When I was young, I never wanted to be an author. I tried writing stories in school. They seemed interesting when I started, but I could never follow through and finish them.
So I stuck with reading what others had written, devouring books, both in print and audio versions (this was before ebooks). Stories drew me in, engrossed me, made me want to turn the page and figure out what would happen next. I couldn't get enough sci-fi and fantasy.
But I never had the desire to go any further than that. Instead, all I wanted in life was to be a musician. I loved to sing and play guitar, bass, and synths. I loved tinkering with audio systems and recording. Most of all, I loved writing songs. I fronted numerous bands, playing everything from punk and hardcore, to progressive experimental rock (think of a post-modern Pink Floyd).

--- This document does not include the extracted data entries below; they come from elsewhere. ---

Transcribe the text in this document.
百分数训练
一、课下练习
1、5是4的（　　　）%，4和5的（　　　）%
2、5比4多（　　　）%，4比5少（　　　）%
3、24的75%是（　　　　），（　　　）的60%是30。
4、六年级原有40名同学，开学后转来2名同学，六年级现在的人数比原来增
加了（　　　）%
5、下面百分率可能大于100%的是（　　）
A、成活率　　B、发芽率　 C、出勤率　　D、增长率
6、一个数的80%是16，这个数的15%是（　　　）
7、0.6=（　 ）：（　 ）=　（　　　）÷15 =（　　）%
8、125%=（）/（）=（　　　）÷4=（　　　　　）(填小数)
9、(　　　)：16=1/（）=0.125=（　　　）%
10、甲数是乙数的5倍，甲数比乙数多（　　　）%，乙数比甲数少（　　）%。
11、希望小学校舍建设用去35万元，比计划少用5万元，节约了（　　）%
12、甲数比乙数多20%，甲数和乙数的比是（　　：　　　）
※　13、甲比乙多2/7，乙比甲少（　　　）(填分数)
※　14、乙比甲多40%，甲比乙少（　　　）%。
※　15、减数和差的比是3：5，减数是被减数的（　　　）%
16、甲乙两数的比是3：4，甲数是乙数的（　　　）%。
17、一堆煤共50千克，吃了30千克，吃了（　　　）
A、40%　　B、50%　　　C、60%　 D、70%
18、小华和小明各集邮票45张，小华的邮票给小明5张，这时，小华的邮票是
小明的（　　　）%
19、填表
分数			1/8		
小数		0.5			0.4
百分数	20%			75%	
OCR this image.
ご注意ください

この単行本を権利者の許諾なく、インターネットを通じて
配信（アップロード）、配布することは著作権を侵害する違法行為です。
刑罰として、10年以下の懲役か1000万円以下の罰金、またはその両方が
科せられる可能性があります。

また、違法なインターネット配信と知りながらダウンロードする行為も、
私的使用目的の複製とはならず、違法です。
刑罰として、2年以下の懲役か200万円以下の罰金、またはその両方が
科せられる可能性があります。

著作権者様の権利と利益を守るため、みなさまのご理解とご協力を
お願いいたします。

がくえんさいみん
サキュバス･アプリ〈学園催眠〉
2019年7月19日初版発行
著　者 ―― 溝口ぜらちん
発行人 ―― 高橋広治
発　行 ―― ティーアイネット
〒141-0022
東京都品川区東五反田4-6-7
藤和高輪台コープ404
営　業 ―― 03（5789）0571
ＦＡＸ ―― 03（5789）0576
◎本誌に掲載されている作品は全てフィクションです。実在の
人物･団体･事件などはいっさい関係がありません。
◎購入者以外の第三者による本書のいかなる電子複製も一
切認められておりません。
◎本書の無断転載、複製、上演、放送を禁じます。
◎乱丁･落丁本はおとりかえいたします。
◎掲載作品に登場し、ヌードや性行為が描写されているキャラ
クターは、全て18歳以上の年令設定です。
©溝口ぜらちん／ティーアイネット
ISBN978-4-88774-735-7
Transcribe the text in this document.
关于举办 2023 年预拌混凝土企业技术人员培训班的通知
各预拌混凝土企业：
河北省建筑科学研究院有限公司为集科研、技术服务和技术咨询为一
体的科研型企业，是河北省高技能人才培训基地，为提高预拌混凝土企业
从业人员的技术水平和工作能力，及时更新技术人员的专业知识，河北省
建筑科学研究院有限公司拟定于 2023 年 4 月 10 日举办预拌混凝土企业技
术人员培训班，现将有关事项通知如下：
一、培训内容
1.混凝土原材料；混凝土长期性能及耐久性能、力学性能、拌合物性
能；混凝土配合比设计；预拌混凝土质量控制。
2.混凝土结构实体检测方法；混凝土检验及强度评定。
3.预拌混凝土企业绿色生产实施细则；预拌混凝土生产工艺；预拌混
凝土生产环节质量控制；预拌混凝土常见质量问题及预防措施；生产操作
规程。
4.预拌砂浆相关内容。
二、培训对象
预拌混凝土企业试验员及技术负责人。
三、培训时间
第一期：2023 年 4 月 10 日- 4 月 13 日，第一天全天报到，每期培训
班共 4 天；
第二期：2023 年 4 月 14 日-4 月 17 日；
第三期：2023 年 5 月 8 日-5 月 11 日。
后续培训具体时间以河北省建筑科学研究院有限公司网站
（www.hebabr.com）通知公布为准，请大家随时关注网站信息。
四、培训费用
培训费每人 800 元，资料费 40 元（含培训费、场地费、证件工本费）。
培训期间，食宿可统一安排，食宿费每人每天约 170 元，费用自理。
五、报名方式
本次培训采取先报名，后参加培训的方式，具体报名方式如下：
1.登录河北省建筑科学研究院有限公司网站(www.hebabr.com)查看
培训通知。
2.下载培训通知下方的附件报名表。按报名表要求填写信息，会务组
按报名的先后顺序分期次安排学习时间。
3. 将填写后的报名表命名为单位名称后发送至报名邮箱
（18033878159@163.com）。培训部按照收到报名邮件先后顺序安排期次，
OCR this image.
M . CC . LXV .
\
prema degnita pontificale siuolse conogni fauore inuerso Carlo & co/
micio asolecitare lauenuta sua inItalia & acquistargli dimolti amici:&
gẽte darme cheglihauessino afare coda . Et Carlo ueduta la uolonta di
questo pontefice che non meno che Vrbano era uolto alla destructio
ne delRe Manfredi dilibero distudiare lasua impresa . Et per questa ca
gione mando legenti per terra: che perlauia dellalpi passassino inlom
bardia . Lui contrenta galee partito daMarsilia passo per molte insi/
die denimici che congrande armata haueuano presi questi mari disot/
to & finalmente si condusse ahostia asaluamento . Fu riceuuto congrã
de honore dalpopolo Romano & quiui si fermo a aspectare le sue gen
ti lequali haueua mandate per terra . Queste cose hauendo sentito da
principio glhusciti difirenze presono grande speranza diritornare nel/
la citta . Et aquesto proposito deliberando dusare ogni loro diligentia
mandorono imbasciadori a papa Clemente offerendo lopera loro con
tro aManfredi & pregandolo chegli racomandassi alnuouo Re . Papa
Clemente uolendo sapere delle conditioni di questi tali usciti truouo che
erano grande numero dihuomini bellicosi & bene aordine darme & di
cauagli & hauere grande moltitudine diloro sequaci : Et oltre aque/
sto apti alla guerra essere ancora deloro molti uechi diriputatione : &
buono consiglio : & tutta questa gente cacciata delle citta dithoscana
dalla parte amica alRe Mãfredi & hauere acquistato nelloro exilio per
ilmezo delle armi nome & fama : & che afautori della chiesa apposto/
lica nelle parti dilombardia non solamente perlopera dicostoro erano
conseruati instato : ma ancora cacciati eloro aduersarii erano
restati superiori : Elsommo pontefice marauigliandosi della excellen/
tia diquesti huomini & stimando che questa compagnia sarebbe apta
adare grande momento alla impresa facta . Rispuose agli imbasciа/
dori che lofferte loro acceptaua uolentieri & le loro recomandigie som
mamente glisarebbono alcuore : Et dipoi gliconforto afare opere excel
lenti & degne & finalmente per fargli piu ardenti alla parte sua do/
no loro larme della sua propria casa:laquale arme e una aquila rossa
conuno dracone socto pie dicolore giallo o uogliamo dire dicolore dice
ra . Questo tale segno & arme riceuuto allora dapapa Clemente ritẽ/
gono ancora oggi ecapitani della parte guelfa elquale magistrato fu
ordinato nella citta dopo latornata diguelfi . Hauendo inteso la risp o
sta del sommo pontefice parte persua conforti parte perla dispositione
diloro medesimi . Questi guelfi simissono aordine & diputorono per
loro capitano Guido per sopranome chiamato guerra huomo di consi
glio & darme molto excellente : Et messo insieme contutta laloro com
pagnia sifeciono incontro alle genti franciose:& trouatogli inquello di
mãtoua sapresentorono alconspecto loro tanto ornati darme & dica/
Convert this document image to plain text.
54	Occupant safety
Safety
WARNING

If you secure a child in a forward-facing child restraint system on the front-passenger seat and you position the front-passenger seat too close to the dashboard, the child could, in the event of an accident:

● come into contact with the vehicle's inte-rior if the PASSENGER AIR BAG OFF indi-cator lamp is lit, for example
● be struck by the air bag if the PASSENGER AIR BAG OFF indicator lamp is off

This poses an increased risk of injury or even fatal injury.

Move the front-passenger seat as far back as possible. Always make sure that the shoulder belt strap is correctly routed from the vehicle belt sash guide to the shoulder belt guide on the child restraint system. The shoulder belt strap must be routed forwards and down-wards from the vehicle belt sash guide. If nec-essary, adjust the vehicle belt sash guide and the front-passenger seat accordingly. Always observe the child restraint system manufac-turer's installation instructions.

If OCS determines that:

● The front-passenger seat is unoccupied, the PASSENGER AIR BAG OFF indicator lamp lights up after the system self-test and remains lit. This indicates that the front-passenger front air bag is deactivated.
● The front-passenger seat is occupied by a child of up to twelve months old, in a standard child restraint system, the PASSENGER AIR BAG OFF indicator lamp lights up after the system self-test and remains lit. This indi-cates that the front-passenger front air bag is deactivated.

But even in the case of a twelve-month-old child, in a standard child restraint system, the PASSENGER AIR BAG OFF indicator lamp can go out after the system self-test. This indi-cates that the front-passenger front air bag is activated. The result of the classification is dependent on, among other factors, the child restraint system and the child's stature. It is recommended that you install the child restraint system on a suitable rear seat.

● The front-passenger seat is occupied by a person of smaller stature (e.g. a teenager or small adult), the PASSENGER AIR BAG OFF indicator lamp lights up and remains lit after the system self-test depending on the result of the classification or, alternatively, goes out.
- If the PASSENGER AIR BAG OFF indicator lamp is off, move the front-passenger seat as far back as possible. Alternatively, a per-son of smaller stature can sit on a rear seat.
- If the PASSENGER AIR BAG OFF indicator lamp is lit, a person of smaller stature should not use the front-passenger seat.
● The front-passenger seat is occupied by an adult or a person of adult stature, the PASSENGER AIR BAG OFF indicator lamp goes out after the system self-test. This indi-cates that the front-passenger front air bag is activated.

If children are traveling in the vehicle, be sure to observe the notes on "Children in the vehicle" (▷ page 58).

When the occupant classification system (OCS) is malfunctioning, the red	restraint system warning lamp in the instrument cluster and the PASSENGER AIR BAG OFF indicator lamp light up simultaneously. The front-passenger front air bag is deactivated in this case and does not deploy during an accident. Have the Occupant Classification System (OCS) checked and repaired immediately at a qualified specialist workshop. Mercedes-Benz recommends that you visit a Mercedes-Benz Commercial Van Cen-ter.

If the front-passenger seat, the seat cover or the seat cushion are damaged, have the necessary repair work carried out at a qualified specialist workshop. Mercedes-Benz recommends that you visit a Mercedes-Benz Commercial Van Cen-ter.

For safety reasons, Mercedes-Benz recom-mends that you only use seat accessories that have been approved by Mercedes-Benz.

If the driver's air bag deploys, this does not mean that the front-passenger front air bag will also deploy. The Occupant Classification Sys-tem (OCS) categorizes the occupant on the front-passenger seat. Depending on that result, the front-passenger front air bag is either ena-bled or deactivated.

When each band failed or collapsed for whatever reason, my resolve to build a life as a touring musician strengthened. I buckled down, found new people to play music with, and tried to reinvent my ideas in a more successful way.
My last band, The Ascent (and Decline) of Terrion, was an experimental rock group. We wrote songs based on our life experiences, as most musicians do, but instead of making them obvious, we cloaked everything in sci-fi symbology, crafting a unique story told through music and conceptual albums. We had several planned out, the significant events of our lives told through a musical tale.
But then, yet again, the band folded. And this time, I felt lost. I was tired of my fate being tied to other people. I still felt a strong impulse to tell stories, to craft and create worlds others could enjoy and experience. But I was just a musician, not a writer. I had tried to write a novel before. That too had failed. But something about the songs and stories I'd crafted as part of TA(aD)oT gave me confidence to try again, to create without having to rely on others, as I had for so many years.
That's when I started writing Breakers of the Dawn. And as a newbie writer, I bit off so much more than I could chew. It took me years and years of off-and-on-again work to finish my first book, and even then, it was still bad. The story and plot were great, but the nuts and bolts of sentence structure and prose needed a lot of help.
But I kept at it. And since I didn't have to rely on anyone else, I could keep working without worrying people were going to bail. I kept revising, re-writing, and polishing as I learned more about the craft.
Now, over a decade later, I've finished the entire Dawn Saga. It was an ambitious project, one George R.R. Martin likened to climbing Everest as your first rock climb (which is actually a bad analogy because Everest has nothing to do with rock climbing).